Bartolini ha fatto un’analisi delle ragioni che sono alla base della crisi economico-finanziaria che ha investito il mondo. In sintesi, per il professore senese, dagli anni '80 lo sviluppo economico e l’orario di lavoro - parallelamente all'infelicità - sono aumentati in maniera esponenziale negli Usa e in Gran Bretagna e diminuiti nel vecchio continente. E' nel corso di questi ultimi decenni che si è venuto a creare un circolo vizioso che è la radice più profonda della crisi: all'aumento del reddito è corrisposto un aumento dell'orario di lavoro, un degrado dei beni relazionali (qualità delle relazioni umane: aumento della solitudine, difficoltà comunicative, minore solidarietà, scarsa partecipazione e senso civico, …) e ambientali e, di conseguenza, la necessità di trovare compensazioni nei beni materiali, dunque una necessità di accrescere il proprio reddito, aumentando così l'orario di lavoro. L’esasperato consumismo americano è all'origine, sempre a parere del professor Bartolini, di quel gigantesco indebitamento delle famiglie statunitensi, che è stato il primo passo verso la crisi attuale.

Il professor Bonomi ha posto, invece, la sua attenzione sul ruolo del socio. In particolare, lui stesso socio di una BCC, si è chiesto perché si entra a far parte della compagine sociale di una banca di credito cooperativo? Perché si intuisce che ci possono essere dei vantaggi, tra i quali quelli di esser parte di un movimento che distribuisce socialità? Se non ci fossero vantaggi si rimarrebbe? C’è un qualcosa in più che tiene insieme il socio agli altri soci?  Questo qualcosa in più cos’è?

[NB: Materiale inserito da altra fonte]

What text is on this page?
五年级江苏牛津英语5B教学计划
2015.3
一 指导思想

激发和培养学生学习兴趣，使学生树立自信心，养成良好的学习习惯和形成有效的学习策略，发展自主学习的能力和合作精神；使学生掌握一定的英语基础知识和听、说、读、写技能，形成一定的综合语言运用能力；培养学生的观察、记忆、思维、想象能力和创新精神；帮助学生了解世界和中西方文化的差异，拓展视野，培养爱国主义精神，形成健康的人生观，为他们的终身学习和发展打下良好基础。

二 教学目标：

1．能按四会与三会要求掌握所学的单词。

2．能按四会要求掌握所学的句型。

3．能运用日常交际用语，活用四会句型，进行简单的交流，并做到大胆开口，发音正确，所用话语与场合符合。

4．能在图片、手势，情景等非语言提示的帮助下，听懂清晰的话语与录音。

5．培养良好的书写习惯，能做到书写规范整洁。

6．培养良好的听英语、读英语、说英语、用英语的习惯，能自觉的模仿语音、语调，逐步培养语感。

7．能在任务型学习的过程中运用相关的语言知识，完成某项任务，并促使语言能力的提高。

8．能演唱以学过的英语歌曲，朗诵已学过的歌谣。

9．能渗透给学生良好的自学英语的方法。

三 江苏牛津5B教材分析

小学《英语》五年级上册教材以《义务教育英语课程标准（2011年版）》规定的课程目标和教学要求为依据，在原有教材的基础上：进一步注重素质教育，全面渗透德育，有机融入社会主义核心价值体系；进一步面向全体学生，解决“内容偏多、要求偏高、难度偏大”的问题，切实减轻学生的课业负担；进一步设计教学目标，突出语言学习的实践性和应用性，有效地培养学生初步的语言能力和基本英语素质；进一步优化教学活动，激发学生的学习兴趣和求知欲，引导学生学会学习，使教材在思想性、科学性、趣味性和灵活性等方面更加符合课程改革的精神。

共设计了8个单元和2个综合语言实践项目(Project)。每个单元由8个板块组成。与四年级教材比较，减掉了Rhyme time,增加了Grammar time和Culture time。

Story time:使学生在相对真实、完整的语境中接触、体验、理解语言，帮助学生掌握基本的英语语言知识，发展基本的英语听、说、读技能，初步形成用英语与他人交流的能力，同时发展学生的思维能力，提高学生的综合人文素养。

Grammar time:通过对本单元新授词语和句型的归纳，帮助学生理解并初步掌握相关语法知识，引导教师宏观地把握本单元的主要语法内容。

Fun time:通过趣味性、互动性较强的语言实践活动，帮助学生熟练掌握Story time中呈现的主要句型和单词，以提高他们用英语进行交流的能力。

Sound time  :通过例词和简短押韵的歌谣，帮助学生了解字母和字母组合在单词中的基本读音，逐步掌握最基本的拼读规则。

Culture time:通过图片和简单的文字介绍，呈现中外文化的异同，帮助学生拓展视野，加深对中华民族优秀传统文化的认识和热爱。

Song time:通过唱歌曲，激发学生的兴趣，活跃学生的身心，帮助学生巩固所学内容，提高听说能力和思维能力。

A giudizio di Bonomi, i valori in cui si crede e che si cerca di applicare assumono diversa rilevanza in rapporto al modo in cui, con i gesti e le azioni, li si mettono in pratica. Perché, se è vero, come ha osservato, che tutte le banche stanno creando relazioni con il territorio, si constata pure che cooperare con il territorio è cosa diversa dal coesistere con esso.

L’economista della Cattolica ha, quindi, invitato il socio a diventare un punto di forza della BCC per diffondere la cooperazione, in quanto non basta più l’impegno dei soli dipendenti. Socio che in futuro dovrà avvertire sempre di più la necessità di partecipare alla progettazione del territorio in cui vive e lavora: un ambito certamente importante e impegnativo. 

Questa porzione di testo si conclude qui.